Réflexe de négociateur: «La Suisse cherche à communiquer à l'Union européenne que, contrairement aux dernières négociations bilatérales, elle n'est pas en position de demandeur», indique une note du Bureau de l'intégration, dont le Conseil fédéral a pris connaissance mercredi, rédigée en vue de la réunion agendée au 19 janvier à Bruxelles avec des représentants de la Commission européenne pour procéder à la «vue d'ensemble» des thèmes qui feront l'objet du prochain cycle de négociations bilatérales.

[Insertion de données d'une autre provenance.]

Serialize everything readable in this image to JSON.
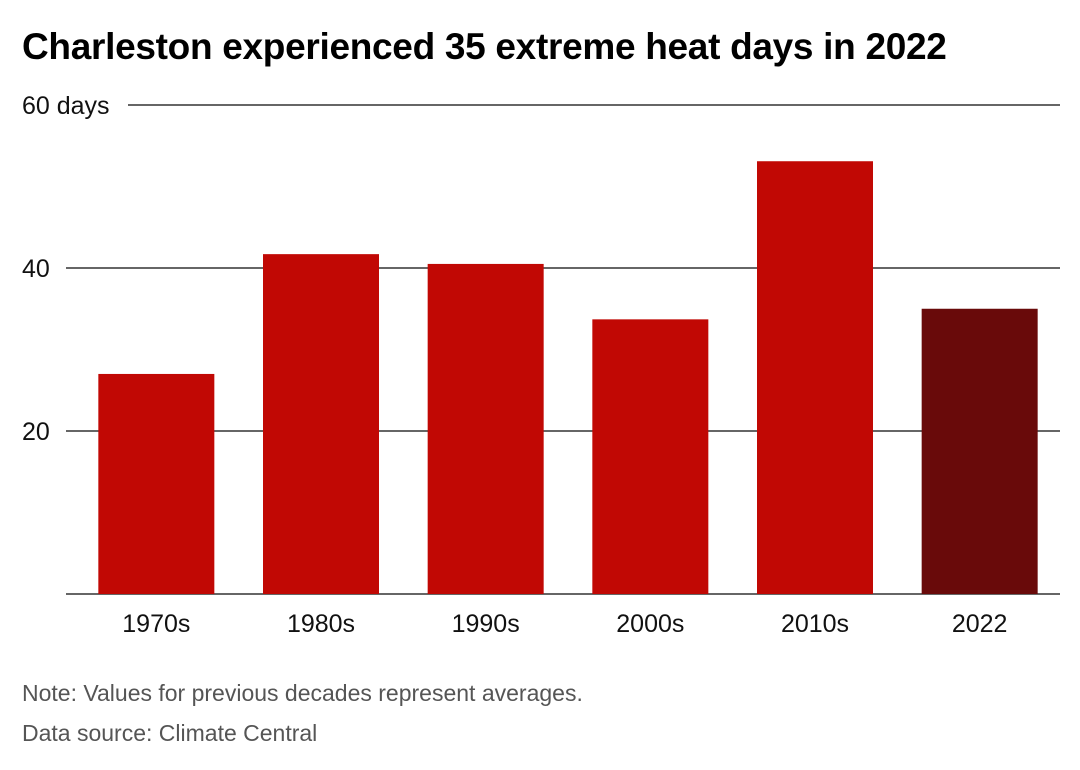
{
  "chart_data": {
    "type": "bar",
    "title": "Charleston experienced 35 extreme heat days in 2022",
    "categories": [
      "1970s",
      "1980s",
      "1990s",
      "2000s",
      "2010s",
      "2022"
    ],
    "values": [
      27,
      41.7,
      40.5,
      33.7,
      53.1,
      35
    ],
    "ylim": [
      0,
      60
    ],
    "yticks": [
      20,
      40,
      60
    ],
    "ytick_labels": [
      "20",
      "40",
      "60 days"
    ],
    "grid": true,
    "colors": {
      "bar": "#c10804",
      "highlight_bar": "#690a0a",
      "gridline": "#333333"
    },
    "highlight_index": 5,
    "note": "Note: Values for previous decades represent averages.",
    "source": "Data source: Climate Central"
  }
}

«Pour la Suisse, note le document, il s'agira d'obtenir des assurances suffisamment claires de la part de l'UE concernant nos propres demandes, en particulier en matière de sécurité intérieure, avant d'ouvrir des négociations.» A côté d'une série de questions regroupées sous l'étiquette de «reliquats des bilatérales», pour lesquelles les deux parties ont déjà fait part de leur disposition à négocier, l'Union européenne est intéressée principalement par deux thèmes: la fraude douanière et la fiscalité des revenus de l'épargne, qu'elle ne peut songer à harmoniser sans obtenir que certains Etats tiers, dont la Suisse, prennent des mesures destinées à prévenir une importante évasion fiscale. En réponse, le Conseil fédéral compte poser sur la table des négociations un dossier qui lui tient à cœur depuis plusieurs années: le renforcement de la coopération judiciaire et policière avec les Quinze, notamment dans le cadre des conventions de Schengen et de Dublin, dont la Suisse, non membre de l'UE, a été jusqu'ici exclue.

La doctrine dite du «parallélisme approprié», selon laquelle les concessions faites dans un domaine peuvent être liées aux avancées réalisées dans d'autres, pourra ainsi être utilisée par les deux parties. Car si l'UE a déjà indiqué qu'elle faisait du règlement de la question de la fraude douanière un préalable à d'autres accords avec la Suisse, cette dernière n'a pas l'intention, selon le document soumis au Conseil fédéral mercredi, d'amorcer une quelconque négociation avant d'avoir reçu des assurances dans les domaines auxquels elle tient, en particulier celui de la sécurité intérieure.